What’s a life maximizer, you ask?

“They’re 38 years old, 76 percent of them are employed, and 73 percent are in partnered relationships,” I was told. “They do care about work email. But what’s important to this audience is not feeling overwhelmed, balancing priorities, growing personally and professionally, and living life to the fullest.”

Yes. Really. And to spare Microsoft further embarrassment, I won’t get into the “personas” they created to show how Windows Phone was going to make everyone’s life better.

Windows Phone 7 Series—so named because the one thing Microsoft wasn’t doing differently when compared to Windows Mobile was its partnership with multiple hardware makers—was “a different kind of phone,” one that puts “the stuff that is important to you right on your Start screen” via live tiles, rather than requiring you to jump in and out of apps as with iPhone. Those tiles would provide “real-time updates” about your “contacts, games, and music.” It’s fair to say that this strategy has continued through the various versions and will continue into Windows 10 of course.

Windows Phone 7 Series would also let you post your Facebook and Windows Live statuses “once, and update all,” meaning that from a single interface you could post to multiple online services all at once (Twitter was later added). This system was provided through a Messaging app that also did SMS/MMS messaging, but it was dismantled in the move from Windows Live Messenger to Skype.

Windows Phone 7 Series would provide access to your “most recent contacts at your fingertips,” meaning that when you tapped the People tile, you would see the Recent view, which was a group of tiles representing recently-accessed contacts. Today, People goes directly to a stock contacts list, just like any other contact manager on other platforms, and that Recent view is long gone.
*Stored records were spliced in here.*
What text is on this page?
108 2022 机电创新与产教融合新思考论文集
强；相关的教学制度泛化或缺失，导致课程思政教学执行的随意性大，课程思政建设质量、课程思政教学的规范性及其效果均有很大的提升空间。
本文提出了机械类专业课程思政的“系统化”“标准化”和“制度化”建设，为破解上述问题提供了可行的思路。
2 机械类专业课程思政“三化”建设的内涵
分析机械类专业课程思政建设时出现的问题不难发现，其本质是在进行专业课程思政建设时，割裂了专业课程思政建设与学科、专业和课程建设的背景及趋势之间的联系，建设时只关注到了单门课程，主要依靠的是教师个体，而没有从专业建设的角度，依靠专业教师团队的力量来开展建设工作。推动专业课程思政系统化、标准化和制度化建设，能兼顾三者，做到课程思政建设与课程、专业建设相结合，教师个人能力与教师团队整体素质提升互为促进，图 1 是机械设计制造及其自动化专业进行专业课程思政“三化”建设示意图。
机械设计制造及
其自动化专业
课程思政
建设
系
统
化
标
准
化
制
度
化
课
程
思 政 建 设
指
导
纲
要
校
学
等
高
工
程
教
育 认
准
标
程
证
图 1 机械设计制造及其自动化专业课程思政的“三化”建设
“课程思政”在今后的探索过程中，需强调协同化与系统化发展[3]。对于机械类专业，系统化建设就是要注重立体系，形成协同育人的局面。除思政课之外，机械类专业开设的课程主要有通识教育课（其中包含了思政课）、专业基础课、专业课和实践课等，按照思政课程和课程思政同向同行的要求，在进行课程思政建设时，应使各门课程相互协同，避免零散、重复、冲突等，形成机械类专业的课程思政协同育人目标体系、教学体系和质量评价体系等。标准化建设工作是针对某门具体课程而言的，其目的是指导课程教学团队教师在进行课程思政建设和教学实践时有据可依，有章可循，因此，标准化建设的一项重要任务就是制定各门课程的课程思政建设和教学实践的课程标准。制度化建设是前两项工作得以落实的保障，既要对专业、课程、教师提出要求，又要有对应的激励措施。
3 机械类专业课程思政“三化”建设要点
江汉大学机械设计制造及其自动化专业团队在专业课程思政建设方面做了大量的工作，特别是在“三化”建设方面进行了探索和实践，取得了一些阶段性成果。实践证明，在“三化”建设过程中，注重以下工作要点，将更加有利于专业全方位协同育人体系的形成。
People would also provide “live updates from social media sites like Facebook and Windows Live.” That’s still there, as is the cool search feature, though it’s worth noting another major step back that I bet many have forgotten. In Windows Phone 7, search was context-sensitive. That is, when you pressed the hardware Search button, you would search within whatever app or experience you were currently using. So if you were looking at People, you would search your contacts. Today, that Search button is used to trigger Cortana or Bing Search (depending on the exact Phone version and your locale) and each app now implements its own in-app search functionality … just like with other mobile platforms.

With Windows Phone 7 Series, all of your photos—from your phone, PC and the web—would be “organized in one place,” the Photos hub. Since renamed to Pictures and defanged into a basic app, Photos never lived up to its hub-based promise, and no third party service—Flickr, whatever—was ever added (beyond the built-ins, which eventually included Facebook … until it didn’t). Like other photo apps, Photos is just an island of content: You can see your own photos on the device, and in OneDrive. That’s it.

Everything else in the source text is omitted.